Emergency Caesarian Sections.
The ultimate goal of a vaginal delivery is to accomplish a vaginal birth with the lowest possible degree of intervention. However, at times, and due to incidences occurred during the progress of labour, it is necessary to perform a Caesarean section.
The unscheduled Caesarean section is known medically as "Emergency Caesarean Section".
We must resort to an emergency Caesarean section when:
- Labour is not progressing adequately, often because the baby's head is not in the right position or is too large in relation to the maternal pelvis (cephalo-pelvic disproportion).
- The maternal pushes and the instrumental support fail to bring the baby through the birth canal.
- A cord prolapse or a placental detachment occurs during labour.
- There are signs of accute fetal distress during labour.
- There is a maternal hemorrhage.
- Any other unforeseen circumstance occur that compromise the safety of the mother or the baby.
In these cases the situation can be critical, and we must act quickly.
Sometimes a few minutes are decisive and leave little time to explain in detail to the mother and her family what's happening.
Every pregnant woman should be aware before her labour that such emergencies may arise/happen, be mentally prepared to assume them, and rely on the team that is conducting her delivery.
It is important to understand that a Caesarean section is a surgical procedure that your Obstetrician can perform/is trained and skilled to perform, and that will be undertaken only when there is not any other choice.
This procedure is done personally by Dr. Berral with the assistance of his team, without any delay whatsoever.
Elective Caesarian Sections.
Sometimes Caesarean sections are not performed during a vaginal delivery but programmed in advance so that the mother, ideally, does not start labour spontaneously.
These are called Elective Caesarean sections.
Elective sections should be decided on the basis of medical criteria, but the fact is that a significant percentage of pregnant women request, for a variety of personal reasons, this procedure.
The Elective Sections are usually performed at around the week 38 of the pregnancy.
In any case most abdominal deliveries are performed when a vaginal delivery is not safe, and for reasons that have to do with pregnancy itself, the health of the mother or the anticipation of problems with the progress of labour or the delivery itself.
Some of these reasons are:
- Abnormal fetal position, breech or transverse.
- Placenta praevia (Placenta positioned 'lower' that the fetal head, blocking the birth canal).
- Multiple pregnancies (twins and triplets in which the baby that is coming out first is in a podalic -breech- position).
- Serious problems with the health of the mother (severe heart disease, unstable or poorly controlled hypertension, a history of stroke, pelvis or spine problems, and others).
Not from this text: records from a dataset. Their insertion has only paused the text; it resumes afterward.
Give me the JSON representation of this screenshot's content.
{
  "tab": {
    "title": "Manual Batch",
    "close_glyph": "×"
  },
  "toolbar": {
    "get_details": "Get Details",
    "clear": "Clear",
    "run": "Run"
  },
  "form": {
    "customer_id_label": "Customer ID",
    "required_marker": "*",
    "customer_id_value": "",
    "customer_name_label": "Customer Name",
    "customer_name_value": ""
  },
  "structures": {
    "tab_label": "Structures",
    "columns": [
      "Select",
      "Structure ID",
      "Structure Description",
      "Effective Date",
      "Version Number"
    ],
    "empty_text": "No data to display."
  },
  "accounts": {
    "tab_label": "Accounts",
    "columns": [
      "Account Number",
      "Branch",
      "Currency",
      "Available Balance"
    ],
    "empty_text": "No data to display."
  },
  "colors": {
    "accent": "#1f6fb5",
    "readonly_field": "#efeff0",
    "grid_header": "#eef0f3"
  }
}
- Certain maternal infections, such as active genital herpes infection.
- The existence of uterine surgery (miomectomies, two or more caesareans,?).
A previous Caesarean section, the presence of loops of the umbilical cord, the presence of a cephalo-pelvic disproportion, macrosomic babies (very large baby), or twin pregnancies, do not indicate in principle the need to programme a Caesarean section. But it is true that the incidence of these is higher in these cases.
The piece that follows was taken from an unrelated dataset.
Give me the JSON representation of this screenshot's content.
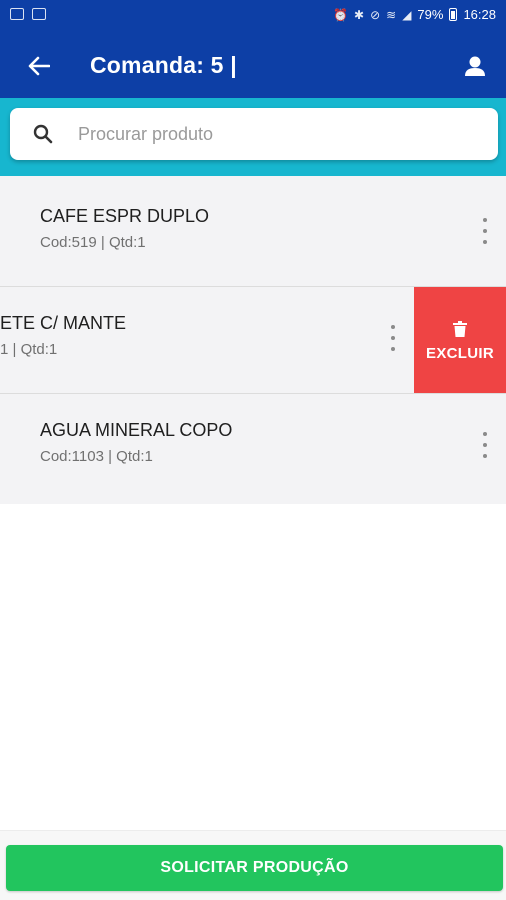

Both emergency and programmed sections are performed under epidural or spinal anesthesia and you are awake when your baby is born.
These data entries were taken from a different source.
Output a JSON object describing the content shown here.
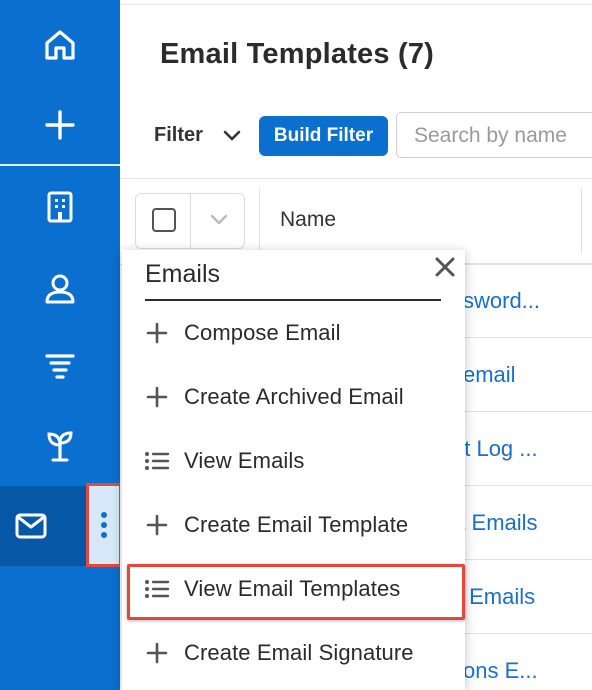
{
  "sidebar": {
    "items": [
      {
        "icon": "home-icon"
      },
      {
        "icon": "plus-icon"
      },
      {
        "icon": "building-icon"
      },
      {
        "icon": "contact-icon"
      },
      {
        "icon": "funnel-icon"
      },
      {
        "icon": "sprout-icon"
      },
      {
        "icon": "mail-icon",
        "active": true
      }
    ]
  },
  "header": {
    "title": "Email Templates (7)"
  },
  "toolbar": {
    "filter_label": "Filter",
    "build_filter_label": "Build Filter",
    "search_placeholder": "Search by name"
  },
  "table": {
    "columns": [
      "Name"
    ],
    "rows": [
      "ssword...",
      "l email",
      "nt Log ...",
      "rt Emails",
      "s Emails",
      "tions E..."
    ]
  },
  "menu": {
    "title": "Emails",
    "items": [
      {
        "label": "Compose Email",
        "icon": "plus-icon"
      },
      {
        "label": "Create Archived Email",
        "icon": "plus-icon"
      },
      {
        "label": "View Emails",
        "icon": "list-icon"
      },
      {
        "label": "Create Email Template",
        "icon": "plus-icon"
      },
      {
        "label": "View Email Templates",
        "icon": "list-icon",
        "highlighted": true
      },
      {
        "label": "Create Email Signature",
        "icon": "plus-icon"
      }
    ]
  },
  "colors": {
    "sidebar_bg": "#0a6fcf",
    "sidebar_active": "#0757a7",
    "highlight_border": "#e2483b",
    "link": "#1a6fc9"
  }
}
The effectiveness of the analgesia and pain killing medicaments used nowadays make in the postoperative period, and the very low ratio of post-operative complications, help women enjoy a really fast recovery.
The mobilization of the patient is usually within 24 hours, and patients are normally discharged from hospital about 72 hours after the birth of their baby.
Caesarean sections are currently very safe procedures with an incredibly low rate of serious complications.
Nonetheless it is important to remember that a C-section is major surgery: it will require postoperative care and usually will lead to a somewhat slower recovery than after a vaginal birth.